Can I jump in? I thought, I think this is all part of this one I'm about to ask. It's a really simple question, but I think it's a really difficult answer. Why is it so difficult for so many people in education to realise that adults learn, we've got children and these models of learning that take time, support, individualization, all of those things you've talked about. Why is it so difficult for so many people in education to realise the same applies to teachers and adults? And that what I mean by that, and I'll just do real quick, I see so often that teachers do some form of professional development and they're supposed to be experts the following day, and that would be utterly ridiculous. In fact, it would be, by any measure, a failure if you expected the same thing of children. Why is it an education so many people ascribed to this lunacy?

Fiona Aubrey-Smith

And do you know? It's a really good question. I don't have an answer for you for that, but I do think sometimes we are all really busy, being busy.

Adam Gifford

Yeah.

Fiona Aubrey-Smith

And sometimes we can actually build, give ourselves more capacity by just pausing for a moment and thinking, what is important here? What do we need to focus on here? And then, let's really focus on that. And I don't think we need more time to do that. I think we just need to just revisit our priorities a little bit sometimes and get the focus back to, if a school is a hub for learning, it should be a hub for learning for everybody within it, children and adults. And therefore, just thinking at every time we think, should I do this task? Should I do that action? Is that contributing to this being a hub for learning for everybody within it? If the answer is yes, that's worth doing.

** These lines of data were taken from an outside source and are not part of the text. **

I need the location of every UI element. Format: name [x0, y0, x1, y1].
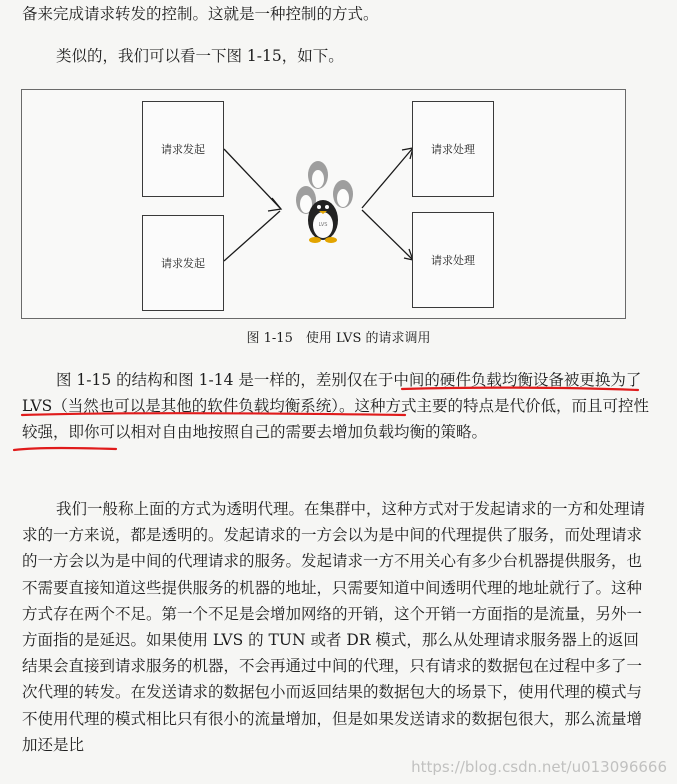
watermark: https://blog.csdn.net/u013096666	[411, 758, 667, 776]
red-underline-marks	[0, 360, 677, 460]
request-handler-box-2: 请求处理	[412, 212, 494, 308]
request-origin-box-2: 请求发起	[142, 215, 224, 311]
linux-penguins-icon	[22, 90, 625, 318]
paragraph-transparent-proxy: 我们一般称上面的方式为透明代理。在集群中，这种方式对于发起请求的一方和处理请求的一方来说，都是透明的。发起请求的一方会以为是中间的代理提供了服务，而处理请求的一方会以为是中间的代理请求的服务。发起请求一方不用关心有多少台机器提供服务，也不需要直接知道这些提供服务的机器的地址，只需要知道中间透明代理的地址就行了。这种方式存在两个不足。第一个不足是会增加网络的开销，这个开销一方面指的是流量，另外一方面指的是延迟。如果使用 LVS 的 TUN 或者 DR 模式，那么从处理请求服务器上的返回结果会直接到请求服务的机器，不会再通过中间的代理，只有请求的数据包在过程中多了一次代理的转发。在发送请求的数据包小而返回结果的数据包大的场景下，使用代理的模式与不使用代理的模式相比只有很小的流量增加，但是如果发送请求的数据包很大，那么流量增加还是比	[22, 500, 646, 754]
paragraph-similar: 类似的，我们可以看一下图 1-15，如下。	[56, 47, 344, 65]
penguin-badge-text: LVS	[318, 222, 328, 228]
request-origin-box-1: 请求发起	[142, 101, 224, 197]
figure-1-15	[21, 89, 626, 319]
paragraph-figure-description: 图 1-15 的结构和图 1-14 是一样的，差别仅在于中间的硬件负载均衡设备被更换为了 LVS（当然也可以是其他的软件负载均衡系统）。这种方式主要的特点是代价低，而且可控性较强，即你可以相对自由地按照自己的需要去增加负载均衡的策略。	[22, 371, 650, 442]
paragraph-intro-end: 备来完成请求转发的控制。这就是一种控制的方式。	[22, 5, 379, 23]
figure-caption: 图 1-15 使用 LVS 的请求调用	[246, 331, 431, 346]
request-handler-box-1: 请求处理	[412, 101, 494, 197]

If the answer is no, then maybe park that and the pending train come back to it maybe or maybe not.

Adam Gifford

No, I think it's a fair statement and I think that the best schools that I've ever been into and are a diverse range of schools, I think that that's widely accepted is that it's that learning journey for everyone that's in that school. And I don't just mean teachers and children, I mean every member of staff, whether it's staff that come in after school or staff that don't work directly with the children. That's what I tend to see is that the learning aspect of it and the time and structure. I think it's so important.

Fiona Aubrey-Smith

Doesn't that just model beautifully for our students, that we are modelling ourselves as learners? We are modelling that, we all learn that we all learn together with each other for each other as a learning community. And isn't that the very best profound message that we can give our students as because that will be absorbed and internalised by them and then that frames how they will see themselves as a learner and how they see others around them for the rest of their lives. As we talked about earlier.

Robin Potter

There's so much to unpack here. There really is. But I think we just have to have Fiona on again because there's too much. Is that fair? Would you please come back?

Fiona Aubrey-Smith

I would love to. I would love, there's so much to explore and talk about together, isn't there?

Robin Potter

Agreed. Thanks for joining us.

Fiona Aubrey-Smith

Thank you for having me. It's been a real pleasure to meet you all and be with you all today. Thank you.

Andy Psarianos

Thanks Fiona.

Thank you for joining us on the School of School podcast.